Le directeur de la Health of Mother Earth Foundation, Nnimmo Bassey, a déclaré que les communautés nigérianes subissent directement les impacts d’un flaring accru. Il a décrit ces flammes comme de « gigantesques fours » générant une chaleur et un bruit terrifiants, créant une situation extrêmement difficile pour les habitants.

De son côté, Jill Johnston, professeure à l’UC Irvine spécialisée en santé environnementale, a averti que l’augmentation du flaring est probablement synonyme d’un risque accru pour la santé. Elle a déclaré : « Plus il y a de flaring, plus les risques pour la santé augmentent. Ce n’est pas une bonne nouvelle. » La Banque Mondiale a également affirmé que le temps pour des progrès incrementaux est révolu.

FAQ

Qu’est-ce que le flaring ?

Le flaring est le processus par lequel les producteurs pétroliers brûlent le gaz naturel qui est extrait avec le pétrole brut, plutôt que de le capter pour un usage futur.

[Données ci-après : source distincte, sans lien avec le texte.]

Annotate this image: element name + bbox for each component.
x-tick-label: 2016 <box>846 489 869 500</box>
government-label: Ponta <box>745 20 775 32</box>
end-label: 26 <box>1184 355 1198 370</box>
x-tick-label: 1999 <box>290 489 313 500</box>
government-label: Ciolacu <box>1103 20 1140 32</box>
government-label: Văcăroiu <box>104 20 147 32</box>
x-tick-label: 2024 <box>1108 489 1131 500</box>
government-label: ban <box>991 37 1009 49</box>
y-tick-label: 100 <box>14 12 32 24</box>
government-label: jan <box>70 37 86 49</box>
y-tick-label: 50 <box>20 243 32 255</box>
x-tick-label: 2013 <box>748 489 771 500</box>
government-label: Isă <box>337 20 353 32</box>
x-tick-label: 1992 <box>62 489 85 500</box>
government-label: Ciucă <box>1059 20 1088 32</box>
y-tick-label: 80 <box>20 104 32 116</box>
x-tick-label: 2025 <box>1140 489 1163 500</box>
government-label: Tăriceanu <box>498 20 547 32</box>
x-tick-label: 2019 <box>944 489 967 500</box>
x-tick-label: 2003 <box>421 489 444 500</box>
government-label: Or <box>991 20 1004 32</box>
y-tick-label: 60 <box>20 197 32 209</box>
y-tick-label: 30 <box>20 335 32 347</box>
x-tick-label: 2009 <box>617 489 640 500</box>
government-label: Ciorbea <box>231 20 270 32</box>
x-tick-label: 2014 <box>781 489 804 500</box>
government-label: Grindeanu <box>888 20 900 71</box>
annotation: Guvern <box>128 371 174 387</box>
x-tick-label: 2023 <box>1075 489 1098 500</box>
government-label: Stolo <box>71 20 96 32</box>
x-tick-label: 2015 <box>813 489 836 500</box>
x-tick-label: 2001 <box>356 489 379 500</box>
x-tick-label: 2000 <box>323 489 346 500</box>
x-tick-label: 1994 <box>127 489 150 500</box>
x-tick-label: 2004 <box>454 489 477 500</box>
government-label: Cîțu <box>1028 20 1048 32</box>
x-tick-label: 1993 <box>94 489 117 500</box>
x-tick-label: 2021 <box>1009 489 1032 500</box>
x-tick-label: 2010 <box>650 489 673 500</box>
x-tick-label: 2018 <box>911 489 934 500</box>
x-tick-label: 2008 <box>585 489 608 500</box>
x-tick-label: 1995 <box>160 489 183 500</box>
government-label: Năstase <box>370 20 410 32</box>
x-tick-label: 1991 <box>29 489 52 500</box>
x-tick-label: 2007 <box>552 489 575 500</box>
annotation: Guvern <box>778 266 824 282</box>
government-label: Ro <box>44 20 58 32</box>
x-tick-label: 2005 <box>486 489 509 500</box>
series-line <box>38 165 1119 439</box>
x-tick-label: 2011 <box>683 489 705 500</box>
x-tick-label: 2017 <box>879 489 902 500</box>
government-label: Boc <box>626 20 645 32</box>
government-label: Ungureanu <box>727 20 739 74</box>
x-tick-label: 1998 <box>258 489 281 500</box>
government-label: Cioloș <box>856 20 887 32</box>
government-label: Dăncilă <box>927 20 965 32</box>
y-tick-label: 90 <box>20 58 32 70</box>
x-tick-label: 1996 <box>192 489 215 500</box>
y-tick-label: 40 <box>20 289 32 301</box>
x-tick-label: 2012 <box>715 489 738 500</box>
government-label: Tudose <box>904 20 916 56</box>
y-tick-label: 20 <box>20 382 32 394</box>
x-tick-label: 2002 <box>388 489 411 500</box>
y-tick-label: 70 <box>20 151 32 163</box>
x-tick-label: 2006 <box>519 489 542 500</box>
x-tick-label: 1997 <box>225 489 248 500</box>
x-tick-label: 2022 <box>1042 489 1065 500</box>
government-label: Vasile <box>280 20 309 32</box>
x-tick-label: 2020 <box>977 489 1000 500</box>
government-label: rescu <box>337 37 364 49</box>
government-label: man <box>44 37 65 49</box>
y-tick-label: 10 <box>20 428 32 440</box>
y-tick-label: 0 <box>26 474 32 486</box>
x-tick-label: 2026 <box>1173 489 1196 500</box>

Quelles sont les alternatives au flaring ?

Des alternatives incluent la capture du gaz pour le vendre ou la réinjection de celui-ci dans le sol, réduisant ainsi les émissions de dioxyde de carbone.

Quel est l’impact du flaring sur la santé publique ?

Le flaring libère des polluants nocifs qui peuvent entraîner des maladies respiratoires, des problèmes cardiaques et des complications pour les femmes et les enfants.

Pourquoi certaines entreprises continuent-elles de flarer ?

Malgré les solutions disponibles, des facteurs économiques et un manque de réglementation incitent encore certaines entreprises à brûler le gaz plutôt qu’à investir dans des solutions plus durables.

Comment cela affecte-t-il le changement climatique ?

Le flaring contribue à l’émission de gaz à effet de serre qui amplifient le changement climatique, aggravant ses conséquences sur les écosystèmes et les sociétés humaines.